Three recent cybersecurity events highlight the need for companies to review their access controls to limit who has administrator privileges and how long those elevated privileges last.
First, this week, computer malware that has variously been called PetyaWrap, WannaCry2, GoldenEye and NotPetya began spreading in dozens of countries, encrypting computers and informing users that they could unlock their machines by paying a $300 ransom. Although the malware first appeared to function as ransomware, it now looks to be more akin to a wiping virus. One way that the malware spread across networks is by using a Windows remote execution tool, which depends on infected computers having access to elevated account privileges.
Second, last week, Anthem Insurance reached a record $115 million settlement in a class action lawsuit over Anthem’s 2015 data breach. News reports indicate that, like most cyber breaches, the Anthem attack began with a successful phishing attempt. After gaining access to a handful of relatively low-level accounts, the attackers were able to move laterally within Anthem’s computer systems and gain access to increased account privileges and vast amounts of confidential data.
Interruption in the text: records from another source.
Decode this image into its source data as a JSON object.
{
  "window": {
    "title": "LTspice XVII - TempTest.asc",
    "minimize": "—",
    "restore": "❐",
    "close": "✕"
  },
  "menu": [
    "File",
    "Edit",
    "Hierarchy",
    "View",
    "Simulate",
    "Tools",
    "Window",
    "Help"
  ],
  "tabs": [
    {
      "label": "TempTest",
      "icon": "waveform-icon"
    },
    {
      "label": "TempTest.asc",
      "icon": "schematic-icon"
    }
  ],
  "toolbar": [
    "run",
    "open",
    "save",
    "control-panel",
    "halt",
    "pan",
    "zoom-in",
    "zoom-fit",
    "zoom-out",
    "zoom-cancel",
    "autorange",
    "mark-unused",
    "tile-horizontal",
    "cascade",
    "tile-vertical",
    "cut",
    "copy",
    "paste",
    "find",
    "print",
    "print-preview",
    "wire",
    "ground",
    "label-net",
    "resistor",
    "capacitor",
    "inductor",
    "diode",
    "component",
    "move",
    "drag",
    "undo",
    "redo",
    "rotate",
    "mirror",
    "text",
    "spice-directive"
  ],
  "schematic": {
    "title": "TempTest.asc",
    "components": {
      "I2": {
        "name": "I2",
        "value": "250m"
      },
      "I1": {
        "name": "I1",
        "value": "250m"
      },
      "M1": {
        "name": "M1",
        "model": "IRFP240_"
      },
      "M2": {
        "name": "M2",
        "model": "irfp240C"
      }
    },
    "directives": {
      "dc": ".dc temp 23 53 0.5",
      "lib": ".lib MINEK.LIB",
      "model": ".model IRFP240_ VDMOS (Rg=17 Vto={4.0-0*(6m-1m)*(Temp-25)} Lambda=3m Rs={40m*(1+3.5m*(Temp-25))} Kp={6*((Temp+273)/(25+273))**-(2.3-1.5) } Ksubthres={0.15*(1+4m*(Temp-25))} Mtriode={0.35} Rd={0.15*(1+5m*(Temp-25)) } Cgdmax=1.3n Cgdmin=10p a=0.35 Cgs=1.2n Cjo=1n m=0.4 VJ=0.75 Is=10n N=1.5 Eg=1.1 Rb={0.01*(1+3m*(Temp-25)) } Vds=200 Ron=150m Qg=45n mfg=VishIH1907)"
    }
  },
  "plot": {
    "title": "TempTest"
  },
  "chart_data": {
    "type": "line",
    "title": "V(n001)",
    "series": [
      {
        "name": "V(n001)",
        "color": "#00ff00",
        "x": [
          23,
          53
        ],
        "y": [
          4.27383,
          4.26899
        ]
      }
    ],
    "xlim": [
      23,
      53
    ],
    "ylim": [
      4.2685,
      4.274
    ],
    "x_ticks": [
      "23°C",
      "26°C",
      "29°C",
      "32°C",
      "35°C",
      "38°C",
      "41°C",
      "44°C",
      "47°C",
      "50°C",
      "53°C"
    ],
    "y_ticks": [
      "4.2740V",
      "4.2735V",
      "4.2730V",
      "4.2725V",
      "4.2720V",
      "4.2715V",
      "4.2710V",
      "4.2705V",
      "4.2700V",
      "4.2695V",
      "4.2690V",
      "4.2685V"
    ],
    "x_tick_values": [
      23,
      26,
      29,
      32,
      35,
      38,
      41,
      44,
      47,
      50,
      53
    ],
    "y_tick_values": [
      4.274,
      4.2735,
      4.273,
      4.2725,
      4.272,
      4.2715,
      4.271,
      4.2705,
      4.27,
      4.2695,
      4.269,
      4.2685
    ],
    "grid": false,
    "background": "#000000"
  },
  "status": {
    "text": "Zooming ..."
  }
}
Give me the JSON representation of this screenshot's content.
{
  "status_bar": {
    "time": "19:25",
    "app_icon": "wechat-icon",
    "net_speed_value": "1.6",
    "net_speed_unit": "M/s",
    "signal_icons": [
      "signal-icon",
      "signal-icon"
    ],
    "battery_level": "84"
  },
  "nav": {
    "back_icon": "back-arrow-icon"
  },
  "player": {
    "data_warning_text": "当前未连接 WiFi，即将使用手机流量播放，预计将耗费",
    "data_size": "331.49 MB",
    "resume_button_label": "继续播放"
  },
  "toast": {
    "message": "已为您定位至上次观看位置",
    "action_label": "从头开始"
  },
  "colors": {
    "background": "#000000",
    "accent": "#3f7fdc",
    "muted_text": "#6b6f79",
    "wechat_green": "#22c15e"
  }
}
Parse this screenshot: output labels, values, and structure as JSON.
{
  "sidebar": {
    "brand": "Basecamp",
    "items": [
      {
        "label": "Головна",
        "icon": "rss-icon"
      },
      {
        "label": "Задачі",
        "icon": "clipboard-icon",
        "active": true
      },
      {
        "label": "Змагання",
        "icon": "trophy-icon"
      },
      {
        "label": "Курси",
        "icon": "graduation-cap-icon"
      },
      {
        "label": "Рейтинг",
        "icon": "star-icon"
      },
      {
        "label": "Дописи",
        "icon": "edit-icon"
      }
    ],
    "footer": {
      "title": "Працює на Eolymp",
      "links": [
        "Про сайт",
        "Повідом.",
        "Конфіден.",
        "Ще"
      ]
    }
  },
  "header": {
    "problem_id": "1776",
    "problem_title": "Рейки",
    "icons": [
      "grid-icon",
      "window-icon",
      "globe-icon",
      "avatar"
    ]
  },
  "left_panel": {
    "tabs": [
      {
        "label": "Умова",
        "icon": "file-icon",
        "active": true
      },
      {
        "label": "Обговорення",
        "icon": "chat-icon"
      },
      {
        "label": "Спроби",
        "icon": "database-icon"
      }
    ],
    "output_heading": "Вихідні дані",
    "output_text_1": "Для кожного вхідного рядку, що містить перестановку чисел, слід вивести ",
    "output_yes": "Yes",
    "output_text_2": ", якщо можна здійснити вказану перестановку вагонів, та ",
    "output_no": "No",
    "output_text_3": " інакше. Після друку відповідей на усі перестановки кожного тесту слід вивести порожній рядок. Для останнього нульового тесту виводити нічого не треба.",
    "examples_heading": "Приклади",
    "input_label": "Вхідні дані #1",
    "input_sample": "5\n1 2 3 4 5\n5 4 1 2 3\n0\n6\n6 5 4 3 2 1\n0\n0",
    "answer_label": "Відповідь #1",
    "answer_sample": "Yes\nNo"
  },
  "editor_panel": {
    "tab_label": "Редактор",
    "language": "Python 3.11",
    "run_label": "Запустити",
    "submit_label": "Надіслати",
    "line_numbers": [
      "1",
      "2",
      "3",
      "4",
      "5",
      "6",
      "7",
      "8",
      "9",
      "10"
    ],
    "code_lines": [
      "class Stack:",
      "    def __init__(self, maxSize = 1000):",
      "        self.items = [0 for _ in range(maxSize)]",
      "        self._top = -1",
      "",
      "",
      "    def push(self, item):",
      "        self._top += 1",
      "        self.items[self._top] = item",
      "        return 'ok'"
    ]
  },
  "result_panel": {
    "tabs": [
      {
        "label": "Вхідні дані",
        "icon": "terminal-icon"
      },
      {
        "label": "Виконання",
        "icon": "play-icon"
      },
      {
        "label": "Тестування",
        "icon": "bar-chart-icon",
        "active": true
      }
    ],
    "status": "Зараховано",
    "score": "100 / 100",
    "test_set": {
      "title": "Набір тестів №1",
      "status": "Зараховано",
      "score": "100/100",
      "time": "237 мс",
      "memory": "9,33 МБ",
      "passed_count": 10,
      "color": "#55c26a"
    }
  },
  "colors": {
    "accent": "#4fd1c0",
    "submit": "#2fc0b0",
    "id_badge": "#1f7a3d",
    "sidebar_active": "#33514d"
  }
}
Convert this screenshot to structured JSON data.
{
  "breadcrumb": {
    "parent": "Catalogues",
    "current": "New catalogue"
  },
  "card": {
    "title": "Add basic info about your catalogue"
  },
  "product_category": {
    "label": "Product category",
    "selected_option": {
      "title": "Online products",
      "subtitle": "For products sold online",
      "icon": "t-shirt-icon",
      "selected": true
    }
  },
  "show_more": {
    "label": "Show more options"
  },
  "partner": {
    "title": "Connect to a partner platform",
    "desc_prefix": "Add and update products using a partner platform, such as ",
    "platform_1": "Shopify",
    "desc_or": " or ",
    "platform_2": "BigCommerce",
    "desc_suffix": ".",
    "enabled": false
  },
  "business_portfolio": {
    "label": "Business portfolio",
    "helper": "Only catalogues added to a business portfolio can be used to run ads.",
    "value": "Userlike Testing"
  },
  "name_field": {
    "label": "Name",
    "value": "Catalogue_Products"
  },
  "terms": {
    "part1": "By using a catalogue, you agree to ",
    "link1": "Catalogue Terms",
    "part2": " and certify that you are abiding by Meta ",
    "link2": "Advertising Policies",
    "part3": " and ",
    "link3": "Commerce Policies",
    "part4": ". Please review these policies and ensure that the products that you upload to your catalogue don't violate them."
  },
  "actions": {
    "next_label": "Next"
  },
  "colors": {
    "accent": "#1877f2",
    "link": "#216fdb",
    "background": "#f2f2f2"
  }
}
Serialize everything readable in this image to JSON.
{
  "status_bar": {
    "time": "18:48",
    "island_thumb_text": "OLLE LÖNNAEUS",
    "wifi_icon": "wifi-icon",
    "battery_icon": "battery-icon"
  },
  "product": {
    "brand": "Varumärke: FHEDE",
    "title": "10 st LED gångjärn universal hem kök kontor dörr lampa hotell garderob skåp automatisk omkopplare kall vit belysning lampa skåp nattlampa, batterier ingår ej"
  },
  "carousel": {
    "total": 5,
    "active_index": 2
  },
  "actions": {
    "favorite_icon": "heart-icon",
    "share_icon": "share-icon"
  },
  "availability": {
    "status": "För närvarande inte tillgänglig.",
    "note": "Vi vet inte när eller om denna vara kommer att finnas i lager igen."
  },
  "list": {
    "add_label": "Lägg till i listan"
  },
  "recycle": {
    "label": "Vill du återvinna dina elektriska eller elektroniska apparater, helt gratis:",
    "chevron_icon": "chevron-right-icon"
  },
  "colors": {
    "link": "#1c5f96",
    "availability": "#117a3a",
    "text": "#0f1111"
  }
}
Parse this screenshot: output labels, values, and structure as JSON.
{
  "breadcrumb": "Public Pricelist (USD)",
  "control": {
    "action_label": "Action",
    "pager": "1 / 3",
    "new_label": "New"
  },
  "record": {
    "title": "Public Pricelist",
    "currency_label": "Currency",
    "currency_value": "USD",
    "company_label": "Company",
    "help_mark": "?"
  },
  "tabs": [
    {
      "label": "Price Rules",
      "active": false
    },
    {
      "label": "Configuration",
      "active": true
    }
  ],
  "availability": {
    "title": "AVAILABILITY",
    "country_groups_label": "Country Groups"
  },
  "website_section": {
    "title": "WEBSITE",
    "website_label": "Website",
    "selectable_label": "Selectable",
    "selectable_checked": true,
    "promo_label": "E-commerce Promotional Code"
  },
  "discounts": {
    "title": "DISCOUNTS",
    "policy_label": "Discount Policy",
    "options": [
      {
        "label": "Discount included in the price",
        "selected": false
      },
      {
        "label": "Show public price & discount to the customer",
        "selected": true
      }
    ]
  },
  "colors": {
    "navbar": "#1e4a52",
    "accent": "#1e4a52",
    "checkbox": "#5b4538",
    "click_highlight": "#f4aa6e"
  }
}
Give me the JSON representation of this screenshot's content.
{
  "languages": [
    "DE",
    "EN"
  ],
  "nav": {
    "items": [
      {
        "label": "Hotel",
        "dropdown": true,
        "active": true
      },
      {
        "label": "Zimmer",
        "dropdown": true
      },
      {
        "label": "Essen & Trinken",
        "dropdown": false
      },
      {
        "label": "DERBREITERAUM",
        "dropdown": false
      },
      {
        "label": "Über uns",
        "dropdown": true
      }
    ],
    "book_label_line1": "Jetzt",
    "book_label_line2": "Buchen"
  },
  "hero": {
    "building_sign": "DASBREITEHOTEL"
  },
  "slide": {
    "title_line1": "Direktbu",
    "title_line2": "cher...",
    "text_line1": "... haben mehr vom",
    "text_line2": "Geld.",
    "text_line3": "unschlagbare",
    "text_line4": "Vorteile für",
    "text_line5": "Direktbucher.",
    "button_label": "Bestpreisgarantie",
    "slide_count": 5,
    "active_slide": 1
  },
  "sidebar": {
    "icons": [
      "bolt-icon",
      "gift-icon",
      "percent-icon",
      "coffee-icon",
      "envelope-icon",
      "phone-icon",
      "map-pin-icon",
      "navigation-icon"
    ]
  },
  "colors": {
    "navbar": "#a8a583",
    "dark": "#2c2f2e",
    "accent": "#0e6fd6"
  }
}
Third, the New York Department of Financial Services (“NYDFS”) recently implemented new cybersecurity regulations, many of which will become effective on August 28, 2017. Under these new rules, companies that are regulated by the NYDFS must limit user access privileges to their computer systems and must periodically review such access privileges. See 23 NYCRR Part 500.07, our recent webinar on the NYDFS cyber regulations, and our blog at www.dpwcyberblog.com.
Taken together, these three events illustrate the need for companies to consider whether their access controls could be improved. For example, as part of its post-breach remediation efforts, Anthem agreed to:
- Implement two-factor authentication for remote access to its computer systems;
- Limit users’ access to the data systems that are necessary for their job functions;
- Require users to obtain management approval for certain administrator privileges or access outside the scope of their normal responsibilities;
- Ensure that elevated privilege access is provided for a defined and limited period of time, with persons having to reapply to extend their privileged access; and
- Automatically terminate user sessions after a limited period of time rather than allowing them to continue indefinitely.
In general, restricting administrative permissions by person, location, and/or time can, in many instances, significantly mitigate the damage associated with a cyber attack by preventing a malicious person or software that has penetrated a company’s computer system from moving freely through networks and gaining access to additional credentials and data. For companies that are subject to the NYDFS regulations, the specific access controls that are adopted should be informed by the risk assessment required by 23 NYCRR Part 500.09.